Indicators of Compromise

  • [Domains ] control panel and phishing landing pages – 330 control panel domains seized, actor-controlled phishing domains and landing pages (no specific domain strings provided in article).
  • [URLs ] phishing redirect targets – actor-controlled URLs that mimic Microsoft/Google login portals, QR-code URLs embedded in PDF attachments leading to Tycoon 2FA pages.
  • [Email senders ] sources of campaigns – compromised enterprise email accounts used to distribute Tycoon 2FA, and compromised Gmail addresses used as senders.

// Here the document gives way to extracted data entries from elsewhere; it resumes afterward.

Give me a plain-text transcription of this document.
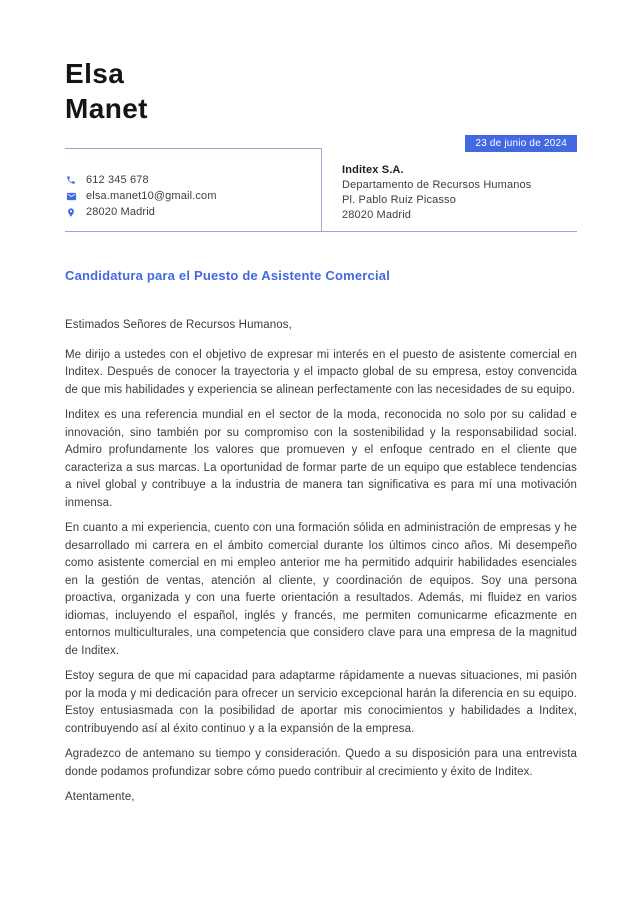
Elsa
Manet
23 de junio de 2024
612 345 678
elsa.manet10@gmail.com
28020 Madrid
Inditex S.A.
Departamento de Recursos Humanos
Pl. Pablo Ruiz Picasso
28020 Madrid
Candidatura para el Puesto de Asistente Comercial

Estimados Señores de Recursos Humanos,

Me dirijo a ustedes con el objetivo de expresar mi interés en el puesto de asistente comercial en Inditex. Después de conocer la trayectoria y el impacto global de su empresa, estoy convencida de que mis habilidades y experiencia se alinean perfectamente con las necesidades de su equipo.

Inditex es una referencia mundial en el sector de la moda, reconocida no solo por su calidad e innovación, sino también por su compromiso con la sostenibilidad y la responsabilidad social. Admiro profundamente los valores que promueven y el enfoque centrado en el cliente que caracteriza a sus marcas. La oportunidad de formar parte de un equipo que establece tendencias a nivel global y contribuye a la industria de manera tan significativa es para mí una motivación inmensa.

En cuanto a mi experiencia, cuento con una formación sólida en administración de empresas y he desarrollado mi carrera en el ámbito comercial durante los últimos cinco años. Mi desempeño como asistente comercial en mi empleo anterior me ha permitido adquirir habilidades esenciales en la gestión de ventas, atención al cliente, y coordinación de equipos. Soy una persona proactiva, organizada y con una fuerte orientación a resultados. Además, mi fluidez en varios idiomas, incluyendo el español, inglés y francés, me permiten comunicarme eficazmente en entornos multiculturales, una competencia que considero clave para una empresa de la magnitud de Inditex.

Estoy segura de que mi capacidad para adaptarme rápidamente a nuevas situaciones, mi pasión por la moda y mi dedicación para ofrecer un servicio excepcional harán la diferencia en su equipo. Estoy entusiasmada con la posibilidad de aportar mis conocimientos y habilidades a Inditex, contribuyendo así al éxito continuo y a la expansión de la empresa.

Agradezco de antemano su tiempo y consideración. Quedo a su disposición para una entrevista donde podamos profundizar sobre cómo puedo contribuir al crecimiento y éxito de Inditex.

Atentamente,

  • [Attachments / Files ] lure artifacts – PDF attachments containing QR codes, SVG attachments and other files containing URLs that redirect to Tycoon 2FA landing pages.
  • [Authentication tokens / Cookies ] harvested credentials – Microsoft 365 session cookies and Gmail session cookies captured and relayed to attackers as part of MFA bypass activity.